History

United States
- Name: John F. Lehman
- Namesake: John Lehman
- Awarded: 27 September 2018
- Builder: Ingalls Shipbuilding
- Identification: Hull number: DDG-137
- Status: Authorized

General characteristics
- Class & type: Arleigh Burke-class destroyer
- Displacement: 9,217 tons (full load)
- Length: 510 ft (160 m)
- Beam: 66 ft (20 m)
- Installed power: 3 x Rolls-Royce AG9160RF with 4MW MT5-S HE Gensets gas turbines
- Propulsion: 4 × General Electric LM2500 gas turbines 100,000 shp (75,000 kW)
- Speed: 31 knots (57 km/h; 36 mph)
- Complement: 380 officers and enlisted
- Armament: Guns:; 1 × 5-inch (127 mm)/62 Mk 45 Mod 4 (lightweight gun); 1 × 20 mm (0.8 in) Phalanx CIWS; 2 × 25 mm (0.98 in) Mk 38 machine gun system; 4 × 0.50 in (12.7 mm) caliber guns; Missiles:; 1 × 32-cell, 1 × 64-cell (96 total cells) Mk 41 vertical launching system (VLS):; RIM-66M surface-to-air missile; RIM-156 surface-to-air missile; RIM-174A Standard ERAM; RIM-161 anti-ballistic missile; RIM-162 ESSM (quad-packed); BGM-109 Tomahawk cruise missile; RUM-139 vertical launch ASROC; Torpedoes:; 2 × Mark 32 triple torpedo tubes:; Mark 46 lightweight torpedo; Mark 50 lightweight torpedo; Mark 54 lightweight torpedo;
- Armor: Kevlar-type armor with steel hull.

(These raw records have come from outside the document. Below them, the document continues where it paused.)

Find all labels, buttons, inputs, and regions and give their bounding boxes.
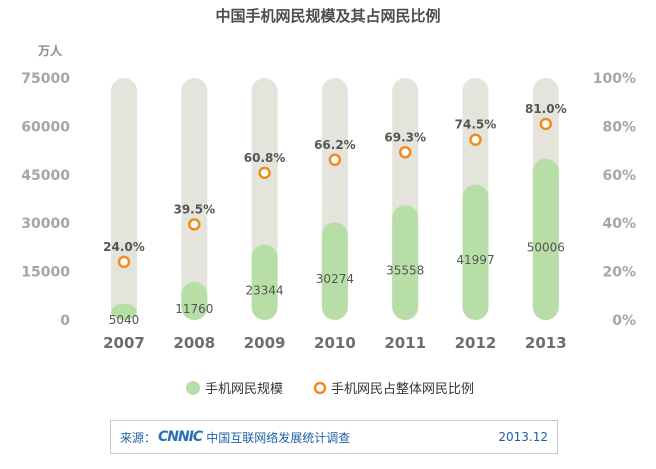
bar-value-label: 41997 — [456, 253, 494, 267]
x-tick-label: 2008 — [173, 334, 215, 352]
left-axis-unit: 万人 — [37, 43, 63, 58]
legend-label-bars: 手机网民规模 — [205, 382, 283, 397]
y2-tick-label: 60% — [602, 168, 636, 184]
y2-tick-label: 80% — [602, 119, 636, 135]
bar-value-label: 35558 — [386, 264, 424, 278]
y-tick-label: 45000 — [21, 168, 70, 184]
ratio-point — [469, 133, 482, 146]
x-tick-label: 2012 — [455, 334, 497, 352]
x-tick-label: 2011 — [384, 334, 426, 352]
ratio-label: 74.5% — [455, 118, 497, 132]
y-tick-label: 75000 — [21, 71, 70, 87]
y2-tick-label: 100% — [593, 71, 636, 87]
legend-label-ratio: 手机网民占整体网民比例 — [331, 382, 474, 397]
bar — [462, 184, 489, 320]
y2-tick-label: 20% — [602, 265, 636, 281]
chart-title: 中国手机网民规模及其占网民比例 — [215, 7, 440, 25]
cnnic-logo: CNNIC — [158, 429, 203, 445]
ratio-label: 39.5% — [173, 202, 215, 216]
bar-value-label: 50006 — [527, 240, 565, 254]
y2-tick-label: 40% — [602, 216, 636, 232]
legend-marker-bars — [186, 381, 200, 395]
x-tick-label: 2007 — [103, 334, 145, 352]
ratio-point — [188, 218, 201, 231]
ratio-label: 24.0% — [103, 240, 145, 254]
bar-value-label: 11760 — [175, 302, 213, 316]
ratio-point — [258, 166, 271, 180]
y-tick-label: 60000 — [21, 119, 70, 135]
bar-background — [181, 78, 208, 320]
ratio-point — [328, 153, 342, 167]
x-tick-label: 2013 — [525, 334, 567, 352]
ratio-point — [398, 146, 412, 159]
ratio-label: 66.2% — [314, 138, 356, 152]
ratio-label: 81.0% — [525, 102, 567, 116]
bar-value-label: 30274 — [316, 272, 354, 286]
y-tick-label: 15000 — [21, 265, 70, 281]
source-title: 中国互联网络发展统计调查 — [206, 430, 351, 445]
ratio-point — [539, 117, 553, 131]
bar-value-label: 5040 — [109, 313, 140, 327]
legend-marker-ratio — [313, 381, 327, 395]
bar-background — [111, 78, 137, 320]
bar — [111, 303, 137, 320]
y-tick-label: 0 — [60, 313, 70, 329]
source-date: 2013.12 — [498, 430, 548, 444]
y2-tick-label: 0% — [612, 313, 636, 329]
ratio-point — [117, 255, 131, 269]
x-tick-label: 2010 — [314, 334, 356, 352]
x-tick-label: 2009 — [244, 334, 286, 352]
bar — [532, 158, 559, 320]
bar — [321, 222, 348, 320]
source-label: 来源： — [120, 430, 157, 445]
bar — [251, 244, 278, 320]
ratio-label: 60.8% — [244, 151, 286, 165]
bar — [392, 205, 419, 320]
bar-value-label: 23344 — [246, 283, 284, 297]
bar — [181, 282, 208, 320]
y-tick-label: 30000 — [21, 216, 70, 232]
source-box: 来源： CNNIC 中国互联网络发展统计调查 2013.12 — [110, 420, 558, 454]
ratio-label: 69.3% — [384, 130, 426, 144]
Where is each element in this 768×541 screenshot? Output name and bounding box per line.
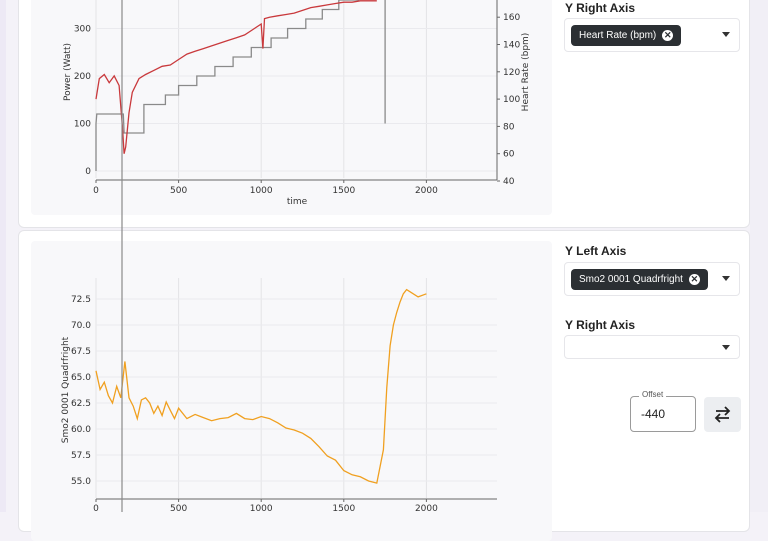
dropdown-caret-icon[interactable]	[722, 32, 730, 37]
swap-arrows-icon	[714, 406, 731, 423]
offset-field[interactable]: Offset -440	[630, 390, 696, 432]
y-right-axis-select[interactable]	[564, 335, 740, 359]
chip-remove-icon[interactable]: ✕	[662, 29, 674, 41]
left-edge-strip	[0, 0, 6, 512]
chart-area	[31, 241, 552, 541]
heart-rate-chip[interactable]: Heart Rate (bpm) ✕	[571, 25, 682, 46]
y-right-axis-label: Y Right Axis	[565, 1, 636, 15]
offset-value[interactable]: -440	[641, 407, 666, 421]
right-edge-decoration	[750, 0, 768, 512]
y-left-axis-label: Y Left Axis	[565, 244, 627, 258]
chip-remove-icon[interactable]: ✕	[688, 273, 700, 285]
smo2-chip[interactable]: Smo2 0001 Quadrfright ✕	[571, 269, 708, 290]
offset-label: Offset	[639, 390, 667, 399]
dropdown-caret-icon[interactable]	[722, 276, 730, 281]
dropdown-caret-icon[interactable]	[722, 345, 730, 350]
chip-label: Smo2 0001 Quadrfright	[579, 274, 683, 285]
y-right-axis-select[interactable]: Heart Rate (bpm) ✕	[564, 18, 740, 52]
y-right-axis-label: Y Right Axis	[565, 318, 636, 332]
chart-area	[31, 0, 552, 215]
y-left-axis-select[interactable]: Smo2 0001 Quadrfright ✕	[564, 262, 740, 296]
swap-axes-button[interactable]	[704, 397, 741, 432]
chip-label: Heart Rate (bpm)	[579, 30, 657, 41]
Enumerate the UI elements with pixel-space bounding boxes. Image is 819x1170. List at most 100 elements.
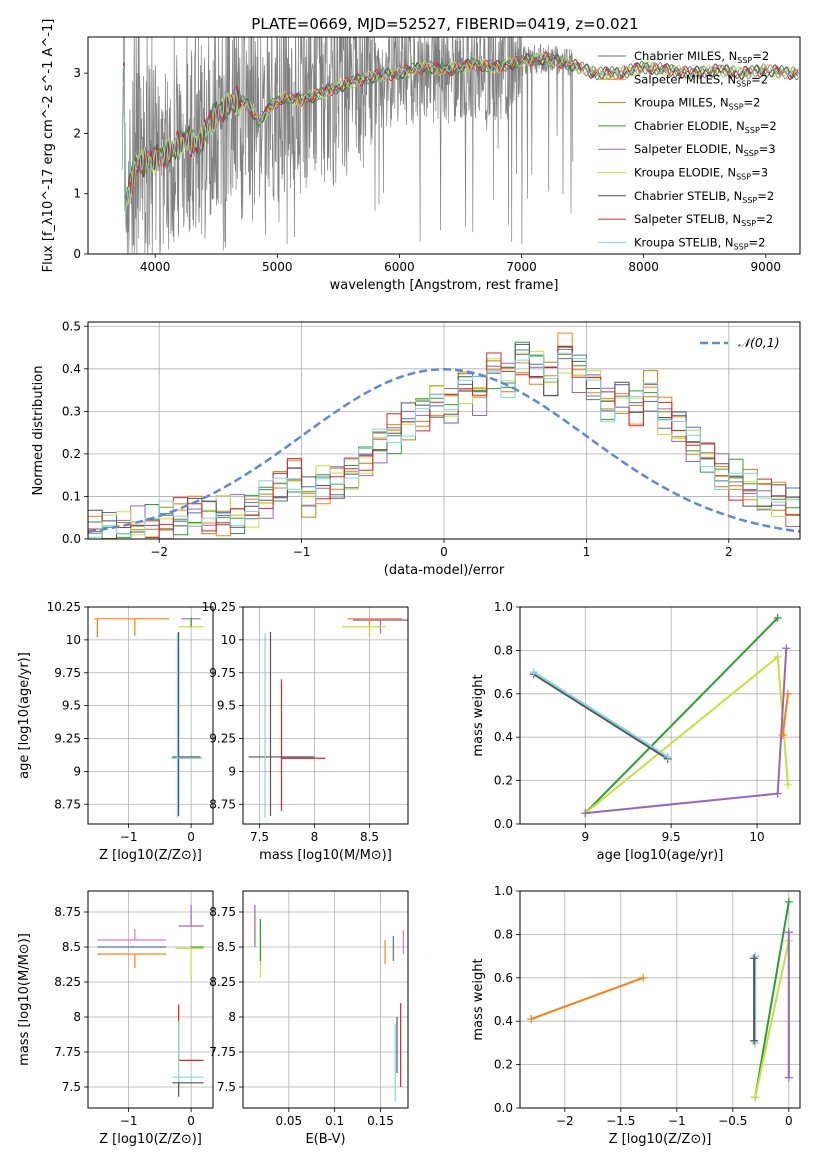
line-chabrier-elodie [754, 901, 790, 1098]
x-axis-label: Z [log10(Z/Z⊙)] [609, 1132, 712, 1147]
line-chabrier-stelib [533, 673, 669, 760]
hist-chabrier-elodie [88, 341, 800, 538]
hist-kroupa-miles [88, 353, 800, 539]
y-tick-label: 0.2 [494, 774, 513, 788]
y-tick-label: 0.0 [494, 817, 513, 831]
x-tick-label: 0.15 [367, 1114, 394, 1128]
y-tick-label: 0.4 [494, 730, 513, 744]
y-tick-label: 0.4 [62, 362, 81, 376]
marker-plus [784, 1073, 793, 1082]
line-kroupa-elodie [754, 940, 790, 1098]
y-axis-label: Normed distribution [31, 366, 46, 496]
y-tick-label: 7.75 [209, 1045, 236, 1059]
x-axis-label: age [log10(age/yr)] [597, 848, 724, 863]
y-tick-label: 8.5 [217, 940, 236, 954]
x-tick-label: 1 [583, 545, 591, 559]
plot-area [529, 613, 792, 818]
y-tick-label: 9.25 [54, 732, 81, 746]
plot-area [94, 617, 204, 818]
x-tick-label: 0 [785, 1114, 793, 1128]
plot-area [248, 618, 408, 818]
legend-label: Salpeter STELIB, NSSP=2 [634, 212, 773, 228]
x-tick-label: −1.5 [606, 1114, 635, 1128]
y-tick-label: 9.5 [62, 699, 81, 713]
legend-label: Chabrier STELIB, NSSP=2 [634, 189, 774, 205]
legend-label: Kroupa STELIB, NSSP=2 [634, 235, 765, 251]
x-tick-label: −2 [556, 1114, 574, 1128]
y-tick-label: 1 [73, 187, 81, 201]
grid [88, 891, 213, 1108]
legend-label: 𝒩(0,1) [738, 335, 780, 350]
x-tick-label: 0.1 [325, 1114, 344, 1128]
y-tick-label: 7.5 [62, 1080, 81, 1094]
model-chabrier-stelib [122, 53, 799, 203]
hist-salpeter-elodie [88, 348, 800, 539]
y-tick-label: 9.75 [54, 666, 81, 680]
grid [520, 606, 800, 825]
hist-legend: 𝒩(0,1) [700, 335, 780, 350]
axes-frame: −2 −1.5 −1 −0.5 0 0.0 0.2 0.4 0.6 0.8 1.0 Z [log10(… [471, 884, 801, 1147]
line-kroupa-stelib [533, 671, 669, 758]
marker-plus [751, 952, 760, 961]
y-tick-label: 10 [66, 633, 81, 647]
axes-frame: 7.5 8 8.5 8.75 9 9.25 9.5 9.75 10 10.25 mass [log1… [202, 600, 409, 863]
legend-label: Salpeter ELODIE, NSSP=3 [634, 142, 776, 158]
panel-residual-histogram: −2 −1 0 1 2 0.0 0.1 0.2 0.3 0.4 0.5 (data-model)/er… [31, 319, 801, 578]
x-tick-label: 8000 [628, 260, 659, 274]
x-tick-label: 10 [749, 830, 764, 844]
y-tick-label: 10.25 [202, 600, 236, 614]
y-tick-label: 7.75 [54, 1045, 81, 1059]
x-tick-label: 0 [440, 545, 448, 559]
x-axis-label: (data-model)/error [384, 563, 505, 578]
y-axis-label: mass weight [471, 674, 486, 756]
x-tick-label: −1 [120, 830, 138, 844]
y-tick-label: 7.5 [217, 1080, 236, 1094]
panel-massweight-vs-Z: −2 −1.5 −1 −0.5 0 0.0 0.2 0.4 0.6 0.8 1.0 Z [log10(… [471, 884, 801, 1147]
y-tick-label: 0.4 [494, 1014, 513, 1028]
x-tick-label: 9.5 [662, 830, 681, 844]
hist-kroupa-stelib [88, 352, 800, 539]
x-tick-label: 8 [311, 830, 319, 844]
y-tick-label: 0.1 [62, 489, 81, 503]
y-tick-label: 8 [228, 1010, 236, 1024]
y-tick-label: 9.5 [217, 699, 236, 713]
legend-label: Chabrier MILES, NSSP=2 [634, 49, 769, 65]
x-tick-label: 7.5 [250, 830, 269, 844]
axes-frame: 4000 5000 6000 7000 8000 9000 0 1 2 3 wavelength [… [41, 19, 801, 293]
line-chabrier-elodie [584, 617, 779, 814]
axes-border [519, 606, 801, 825]
axes-border [242, 890, 409, 1109]
plot-area [527, 897, 793, 1102]
x-tick-label: 6000 [384, 260, 415, 274]
marker-plus [529, 668, 538, 677]
y-tick-label: 9 [228, 764, 236, 778]
y-tick-label: 2 [73, 126, 81, 140]
marker-plus [751, 1038, 760, 1047]
x-axis-label: mass [log10(M/M⊙)] [259, 848, 392, 863]
x-tick-label: 8.5 [360, 830, 379, 844]
x-tick-label: 9000 [751, 260, 782, 274]
y-tick-label: 0.5 [62, 319, 81, 333]
y-tick-label: 0 [73, 247, 81, 261]
model-kroupa-stelib [122, 53, 799, 213]
marker-plus [581, 809, 590, 818]
axes-border [87, 36, 801, 255]
panel-spectrum: 4000 5000 6000 7000 8000 9000 0 1 2 3 wavelength [… [41, 19, 801, 293]
x-tick-label: 5000 [262, 260, 293, 274]
plot-area [254, 905, 405, 1101]
line-kroupa-elodie [584, 654, 789, 814]
line-salpeter-miles [781, 693, 789, 736]
y-tick-label: 9.25 [209, 732, 236, 746]
x-tick-label: 2 [725, 545, 733, 559]
legend-label: Salpeter MILES, NSSP=2 [634, 72, 768, 88]
hist-kroupa-elodie [88, 350, 800, 539]
marker-plus [778, 731, 787, 740]
y-tick-label: 8.75 [209, 905, 236, 919]
model-salpeter-stelib [122, 51, 799, 206]
y-tick-label: 8 [73, 1010, 81, 1024]
y-tick-label: 0.2 [62, 447, 81, 461]
x-tick-label: −1 [120, 1114, 138, 1128]
marker-plus [773, 789, 782, 798]
x-axis-label: Z [log10(Z/Z⊙)] [99, 1132, 202, 1147]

Numerous passive survivability measures.
- Aircraft carried: 2 × MH-60R Seahawk helicopters
- Aviation facilities: Double hangar and helipad

= USS John F. Lehman =

Guided missile destroyer

USS John F. Lehman (DDG-137) is the planned 87th (Flight III) Aegis guided missile destroyer of the United States Navy. She will honor John Lehman, who was U.S. Secretary of the Navy during 1981–1987 under the Ronald Reagan administration. During his tenure, he pushed for the creation of a 600-ship Navy.